There are legitimate quick wins out there. To be able to turn around a new measure or a new dimension that gives new insights quickly and efficiently can be a big win for your data warehouse solution. However make sure you aren’t painting yourself into a corner.
(Don’t forget the ETL…)
Also be careful about the effect these intended changes have on your ETL. I’ve said before that given a choice the complexity should always live in the ETL, but if you are shoehorning something in where it doesn’t quite fit, be careful. You could turn a nice straightforward data flow into a spiders web of confusion that very few people can understand, let alone maintain.

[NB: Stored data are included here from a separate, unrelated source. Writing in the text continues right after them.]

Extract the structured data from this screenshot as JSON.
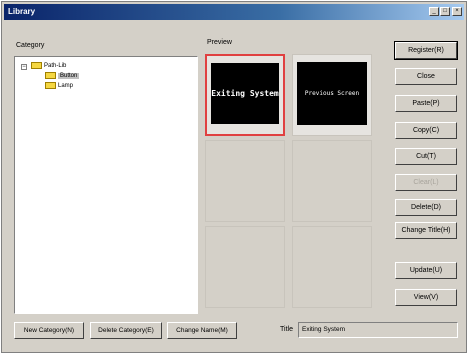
{
  "window": {
    "title": "Library"
  },
  "category": {
    "label": "Category",
    "tree": [
      {
        "label": "Path-Lib"
      },
      {
        "label": "Button"
      },
      {
        "label": "Lamp"
      }
    ]
  },
  "preview": {
    "label": "Preview",
    "tiles": [
      {
        "text": "Exiting System"
      },
      {
        "text": "Previous Screen"
      }
    ]
  },
  "buttons": {
    "register": "Register(R)",
    "close": "Close",
    "paste": "Paste(P)",
    "copy": "Copy(C)",
    "cut": "Cut(T)",
    "disabled": "Clear(L)",
    "delete": "Delete(D)",
    "change_title": "Change Title(H)",
    "update": "Update(U)",
    "view": "View(V)"
  },
  "bottom": {
    "new_category": "New Category(N)",
    "delete_category": "Delete Category(E)",
    "change_name": "Change Name(M)"
  },
  "title_field": {
    "label": "Title",
    "value": "Exiting System"
  },
  "colors": {
    "titlebar": "#0a246a",
    "selection": "#e04040"
  }
}
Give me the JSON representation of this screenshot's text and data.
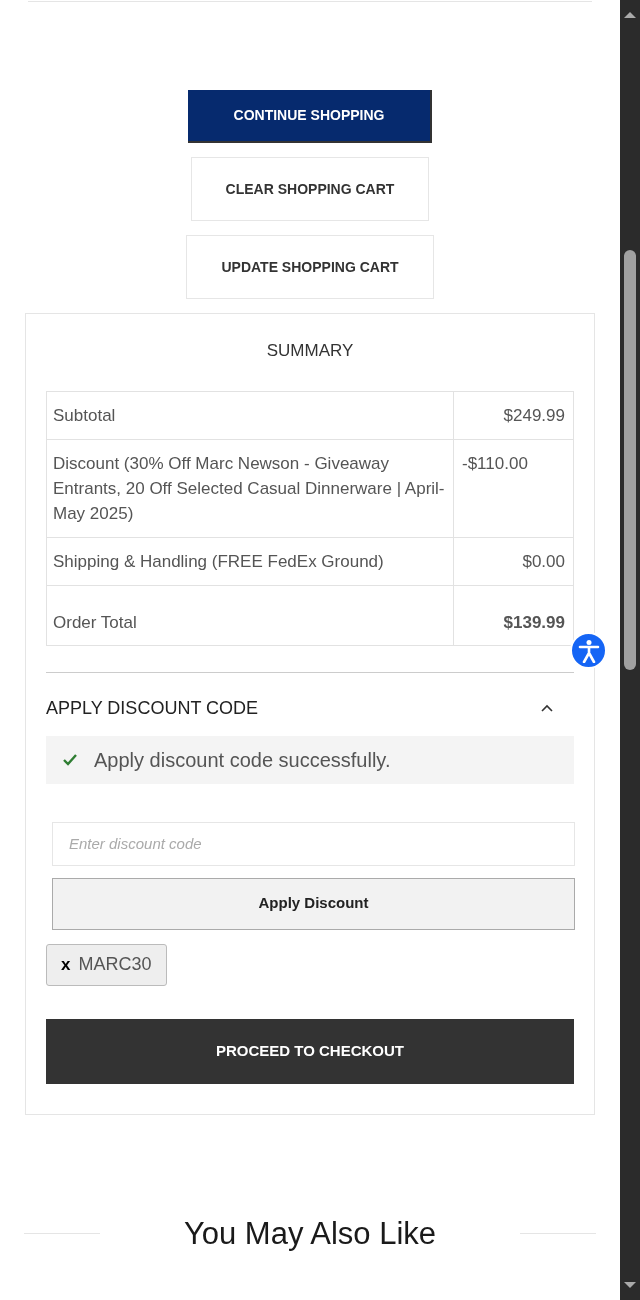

It’s easy for me to sit here and say don’t shoehorn something in where it doesn’t seem to fit, but I know there are external pressures. If there weren’t external pressures the majority of the software solutions out there wouldn’t have seen the light of day. Without those external pressures to get something delivered developers will tinker with them until they think that they are 100% ready to deliver. Nothing is ever 100% ready to deliver. Deadlines come and you have to ship what you have, whether it’s 85% ready or 65% ready. The point I’m trying to make is that you need to make sure the changes you are making are right for your data warehouse. Sometimes it’s about saying no, but more often it’s about taking a step back and finding the best place for something to go rather than the most straightforward.
If it still doesn’t feel right, discuss it with the person that raised the issue/requirement. What exactly is it that they need? Maybe a quick conversion can change both of your perspectives on it. Maybe it’s just a case of taking a step back from it and taking some time to consider the best solution. Some of the suggestions in tip #4 – trust your instinct may help here.
Remember that your data warehouse lives or dies by the end user relationship with it. So, yes, do something that wows them or gives them some time back during the day. But don’t compromise what you already have just to save a bit of time in the development process. Don’t take what you have and make it slower and clunkier. Build that new fact table, build that new data mart. Make your data warehouse bigger, make it better, make it faster and more intuitive. And if what they want doesn’t fit in with what you already have, well make them a shiny new data warehouse. As always with these things it may take longer in the short term, but it’ll be so much better in the long run.